During the Wuchang Uprising he knocked down some officers trying to stop him and his comrades from joining in the uprisings. He then led his men to seize the cannons and push them to the parade ground. He first fired the cannons towards the cavalry, prompting the cavalry to join the uprising.

When Cai Hanqing led his troops to approach the city of Wuchang, most of the area had been occupied by the uprising army, but the Governor-General of Huguang, Rui Cheng (瑞澂), and Zhang Biao (張彪), the commander of the Eighth Division of the Qing Army, led their troops to defend the Governor-General's Palace. Cai then led his troops to attack the palace, with Rui and Zhang narrowly escaping by digging a hole in the back wall of the besieged palace.

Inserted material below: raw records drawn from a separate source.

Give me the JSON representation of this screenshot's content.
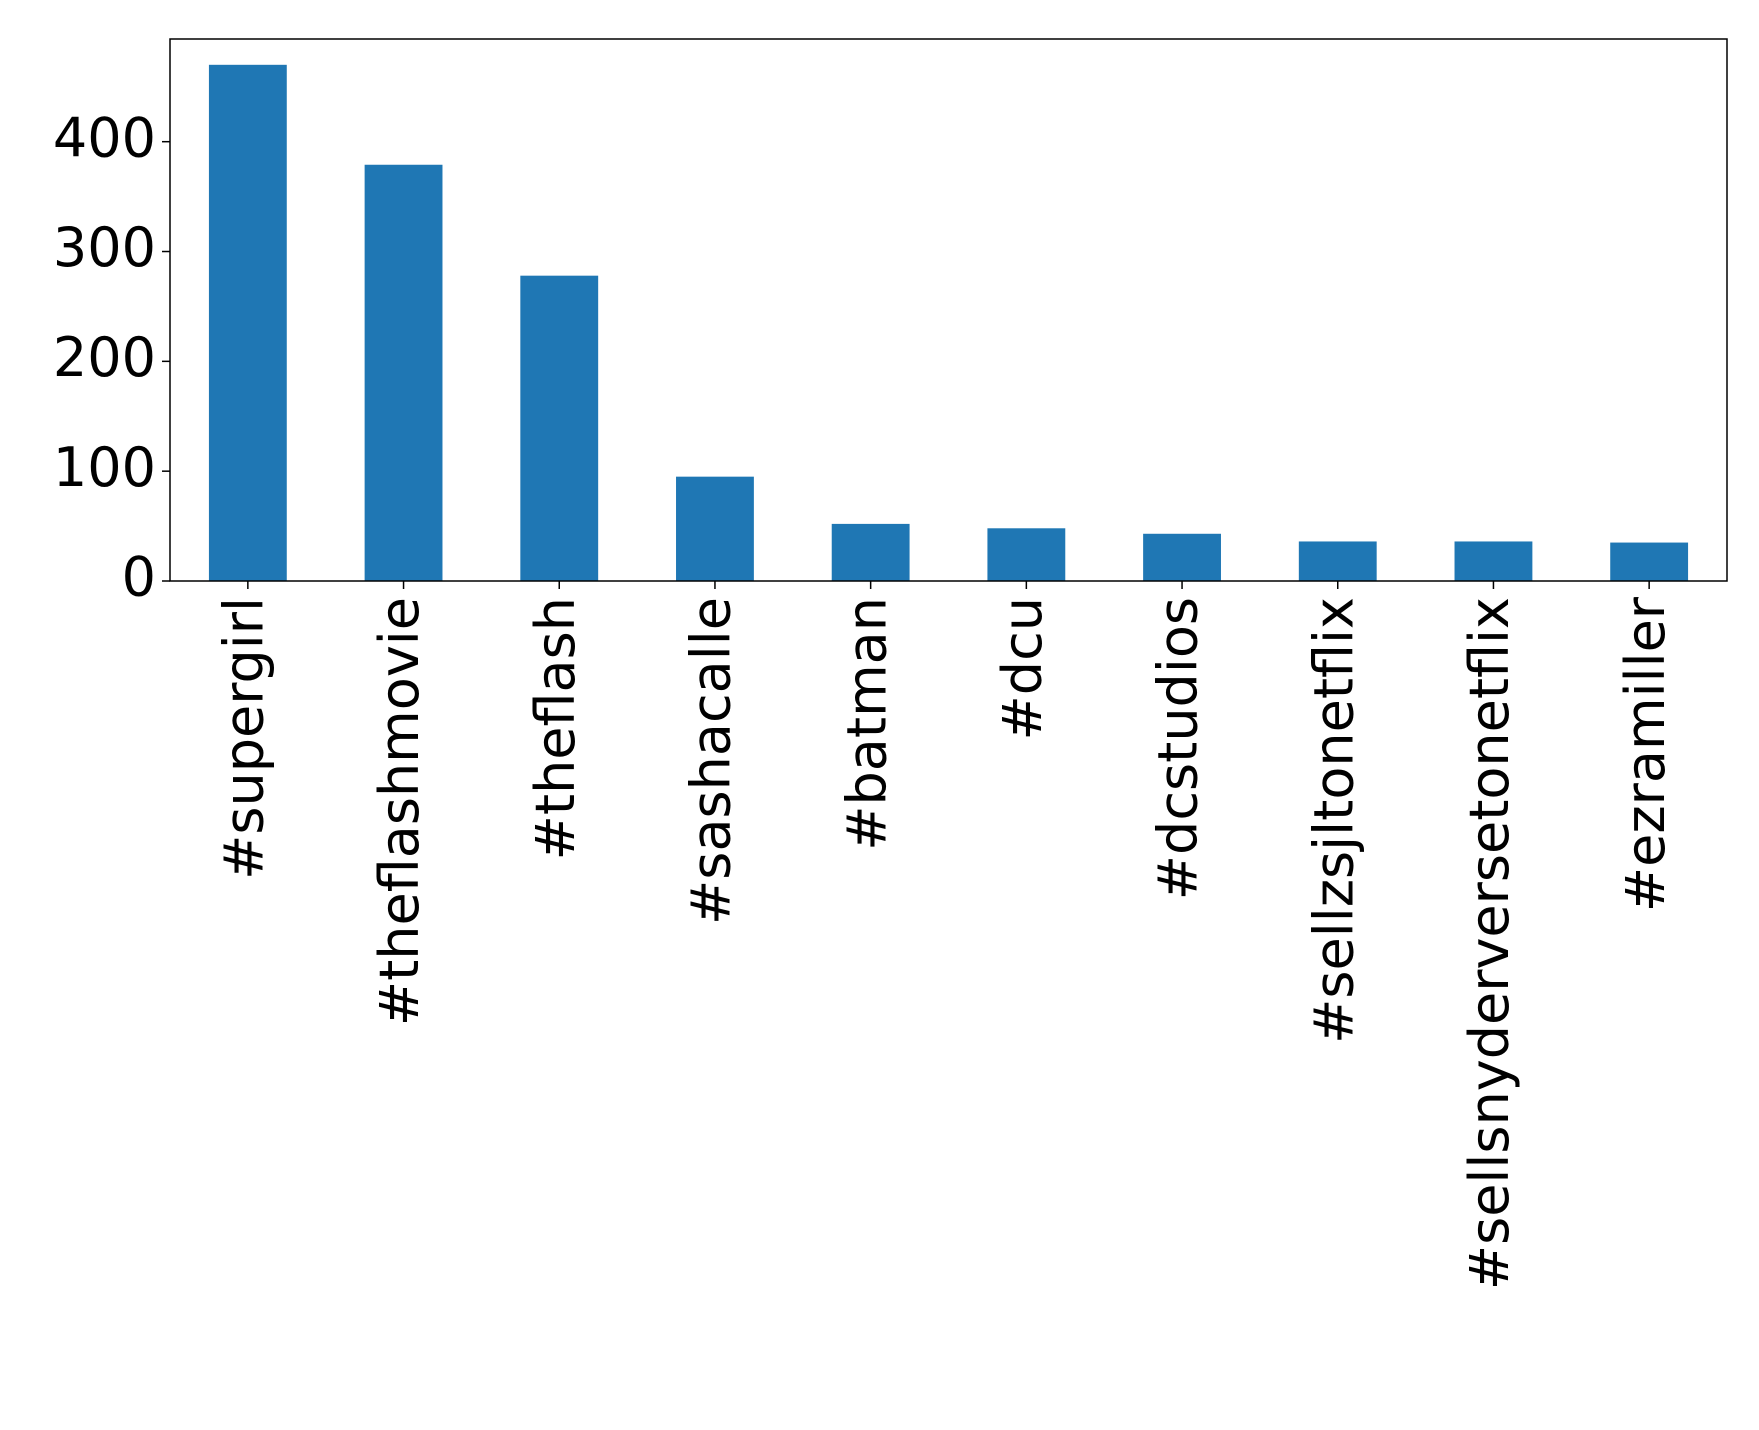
{
  "chart_data": {
    "type": "bar",
    "categories": [
      "#supergirl",
      "#theflashmovie",
      "#theflash",
      "#sashacalle",
      "#batman",
      "#dcu",
      "#dcstudios",
      "#sellzsjltonetflix",
      "#sellsnyderversetonetflix",
      "#ezramiller"
    ],
    "values": [
      470,
      379,
      278,
      95,
      52,
      48,
      43,
      36,
      36,
      35
    ],
    "color": "#1f77b4",
    "ylim": [
      0,
      493.5
    ],
    "yticks": [
      0,
      100,
      200,
      300,
      400
    ],
    "grid": false
  }
}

He then participated in the battle of Wuhan, defending it from the Qing. He was then promoted to the rank of division commander, and served as a senator in the Second National Assembly of the Republic of China (中華民國第二屆國會), and was then awarded the title of General of the General's Office (北洋将军府). He then retired to his hometown of Honghu. During the second Second Sino-Japanese War he took refuge in Sichuan. In 1945 he returned to Hubei. He would visit the Wuchang Martyrs' Shrine every year on the national day to pay his tributes to the martyrs. After the founding of the People's Republic of China, through the introduction of Xiong Jinhuai (熊晋槐), the vice governor of Hubei Province, Cai wanted to join the Revolutionary Committee of the Chinese Kuomintang. His death in 1952 prevented this. He was buried in Wuchang Cemetery.

==Family==
Taiwanese singer Tsai Chin is his granddaughter.